И пока я раздумывала, пристать ли к нему с ещё каким-нибудь странным вопросом или просто пристать (я ведь ничего ещё не решила, значит можно!), совершенно пропустила тот момент, когда он притих и заснул.

Не веря своим глазам, я даже склонилась ближе и послушала, как он тихо и очень умиротворённо посапывает, параллельно вспоминая, что позапрошлую ночь Тёма провёл в аэропорту, поменяв билеты на более ранние после звонка брата, прошлую ночь просидел со своим рисунком, а утром был разбужен моими посягательствами.

Устал котёночек.

Тёмку я накрыла одеялом, сильно пожалев о том, что вовремя не успела отправить его в спальню. Всё же диван ужасно неудобный, да и в настолько пьяном состоянии он бы вообще не двигался во сне, а значит, спать на нём стало бы для меня ещё удобнее.

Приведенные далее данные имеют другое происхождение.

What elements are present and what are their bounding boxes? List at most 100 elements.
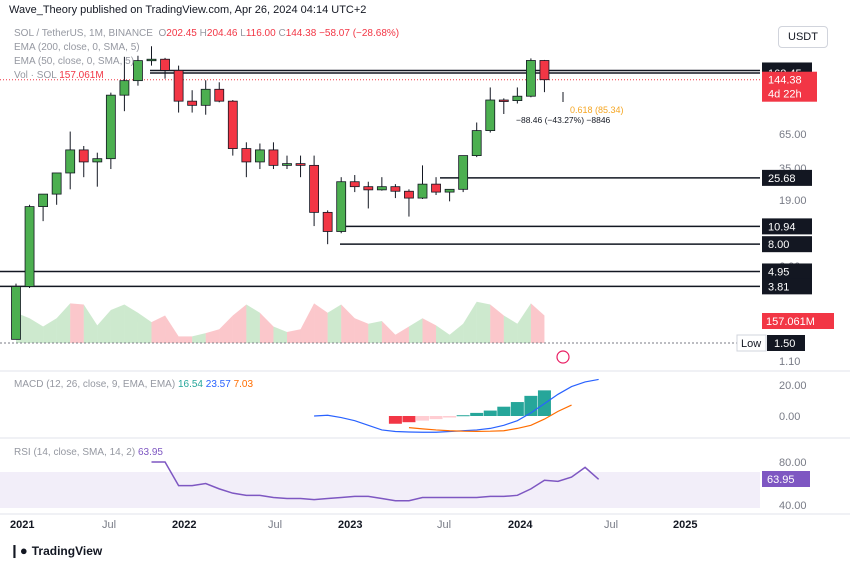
candle-body <box>471 130 482 156</box>
volume-area-segment <box>436 325 450 343</box>
ema50-legend: EMA (50, close, 0, SMA, 5) <box>14 56 135 67</box>
volume-area-segment <box>327 304 342 343</box>
candle-body <box>119 80 130 96</box>
measure-label: −88.46 (−43.27%) −8846 <box>516 115 611 125</box>
volume-area-segment <box>381 321 396 343</box>
volume-label: Vol · SOL <box>14 70 57 81</box>
rsi-legend-value: 63.95 <box>137 447 163 458</box>
rsi-axis-tick: 80.00 <box>779 457 807 469</box>
candle-body <box>254 149 265 163</box>
macd-signal-line <box>408 404 572 432</box>
low-value-label: 1.50 <box>774 338 795 350</box>
candle-body <box>146 58 157 62</box>
macd-histogram-bar <box>416 416 429 421</box>
candle-body <box>133 60 143 82</box>
level-tag-bg <box>762 278 812 295</box>
candle-body <box>78 149 89 163</box>
low-tag-bg <box>736 334 767 352</box>
candle-body <box>526 60 536 97</box>
volume-area-segment <box>368 321 382 343</box>
volume-area-segment <box>29 318 44 343</box>
volume-area-segment <box>205 329 220 343</box>
macd-histogram-bar <box>443 416 457 418</box>
tradingview-logo[interactable]: ❙● TradingView <box>9 543 103 558</box>
countdown-label: 4d 22h <box>768 89 802 101</box>
level-tag-label: 3.81 <box>768 281 789 293</box>
candle-body <box>105 94 116 160</box>
candle-body <box>200 88 211 106</box>
candle-body <box>404 190 414 199</box>
volume-area-segment <box>463 301 477 343</box>
candle-body <box>11 286 21 340</box>
macd-histogram-bar <box>388 416 402 424</box>
macd-histogram-bar <box>429 416 443 420</box>
macd-histogram-bar <box>402 416 416 423</box>
high-value: 204.46 <box>206 28 238 39</box>
level-tag-bg <box>762 263 812 280</box>
time-axis-tick: 2022 <box>172 519 196 531</box>
volume-area-segment <box>314 303 328 343</box>
price-axis-tick: 1.10 <box>779 356 800 368</box>
macd-histogram-bar <box>483 410 497 416</box>
fib-label: 0.618 (85.34) <box>570 105 624 115</box>
time-axis-tick: 2025 <box>673 519 697 531</box>
volume-area-segment <box>137 312 152 343</box>
level-tag-bg <box>762 218 812 235</box>
volume-area-segment <box>476 301 491 343</box>
close-value: 144.38 <box>285 28 317 39</box>
candle-body <box>65 149 76 174</box>
volume-area-segment <box>341 304 355 343</box>
volume-area-segment <box>354 318 369 343</box>
open-value: 202.45 <box>166 28 197 39</box>
time-axis-tick: Jul <box>437 519 451 531</box>
macd-line <box>314 378 599 433</box>
price-axis-tick: 19.00 <box>779 195 807 207</box>
time-axis-tick: Jul <box>102 519 116 531</box>
ema200-legend: EMA (200, close, 0, SMA, 5) <box>14 42 140 53</box>
candle-body <box>431 183 441 193</box>
candle-body <box>24 206 35 287</box>
rsi-tag-label: 63.95 <box>767 474 795 486</box>
level-tag-label: 10.94 <box>768 221 796 233</box>
candle-body <box>444 188 455 193</box>
macd-signal-value: 7.03 <box>233 379 254 390</box>
candle-body <box>173 70 184 102</box>
volume-area-segment <box>178 336 193 343</box>
volume-area-segment <box>56 303 71 343</box>
candle-body <box>349 181 360 188</box>
volume-area-segment <box>287 329 301 343</box>
current-price-tag-bg <box>762 71 817 102</box>
time-axis-tick: Jul <box>268 519 282 531</box>
volume-value: 157.061M <box>59 70 104 81</box>
volume-tag-label: 157.061M <box>766 316 815 328</box>
currency-selector[interactable]: USDT <box>778 26 828 48</box>
volume-area-segment <box>300 303 315 343</box>
candle-body <box>92 158 103 163</box>
volume-area-segment <box>517 303 531 343</box>
candle-body <box>363 186 374 191</box>
macd-axis-tick: 20.00 <box>779 380 807 392</box>
macd-hist-value: 16.54 <box>177 379 203 390</box>
candle-body <box>295 163 306 166</box>
candle-body <box>512 95 523 101</box>
volume-area-segment <box>151 315 166 343</box>
candle-body <box>376 186 387 191</box>
volume-area-segment <box>490 304 504 343</box>
price-legend: SOL / TetherUS, 1M, BINANCE O202.45 H204… <box>14 28 400 39</box>
volume-legend: Vol · SOL 157.061M <box>14 70 104 81</box>
candle-body <box>417 183 428 199</box>
candle-body <box>241 148 252 163</box>
candle-body <box>309 164 320 213</box>
low-value: 116.00 <box>245 28 276 39</box>
candle-body <box>160 58 170 71</box>
volume-area-segment <box>165 315 179 343</box>
level-tag-label: 25.68 <box>768 173 796 185</box>
time-axis-tick: 2023 <box>338 519 362 531</box>
time-axis-tick: 2021 <box>10 519 34 531</box>
rsi-band <box>0 472 760 508</box>
volume-area-segment <box>192 333 206 343</box>
level-tag-bg <box>762 236 812 253</box>
price-axis-tick: 65.00 <box>779 129 807 141</box>
macd-axis-tick: 0.00 <box>779 411 800 423</box>
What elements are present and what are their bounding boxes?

Сон никак не шёл — наверное, потому что я умудрилась отоспаться днём — и я всё крутилась в постели, рассуждая об услышанном.

Если верить мнению Тёмы, а так сложилось, что именно ему я всегда доверяла безоговорочно, то любить мне было не дано. Я же эгоистка до мозга костей!

Да чуть ли не единственным моим самоотверженным поступком за всю жизнь стал временный переезд к Иванову тогда, сразу после его расставания с парнем, хотя из-за этого мне приходилось аж на полчаса раньше по утрам вставать на работу.

И максимум боли, который я готова была выдержать — это провести целый день с ним в галерее современного искусства в Риме вместо того, чтобы потратить это время на шопинг.

В самых расстроенных чувствах я прямо среди ночи пошла на кухню. Налила себе холодной воды, задумчиво посмотрела в окно — столица красиво мерцала расплывающимися под моросящим дождём огнями — и, кажется, всё же смирилась с тем, что любить я буду только саму себя.

Но это тоже неплохо, так ведь?

Если справедливо посмотреть на то, насколько дрянной у меня на самом деле характер, то любить себя при таких вводных данных — почти что подвиг!

На обратном пути я заглянула в гостиную и поправила на Тёмке съехавшее почти до пола одеяло. Посмотрела на него, мирно спящего, тяжело вздохнула, признав, что поместиться сверху точно не смогу, а потом наклонилась и шепнула ему на ухо с ехидной ухмылкой:

— А картины Модильяни — детская мазня!

Артём встрепенулся и нахмурился сквозь сон, и я прикусила губу, чтобы не разбудить его своим смехом.

Будет знать, как с Яном по барам шастать, пока я пытаюсь страдать!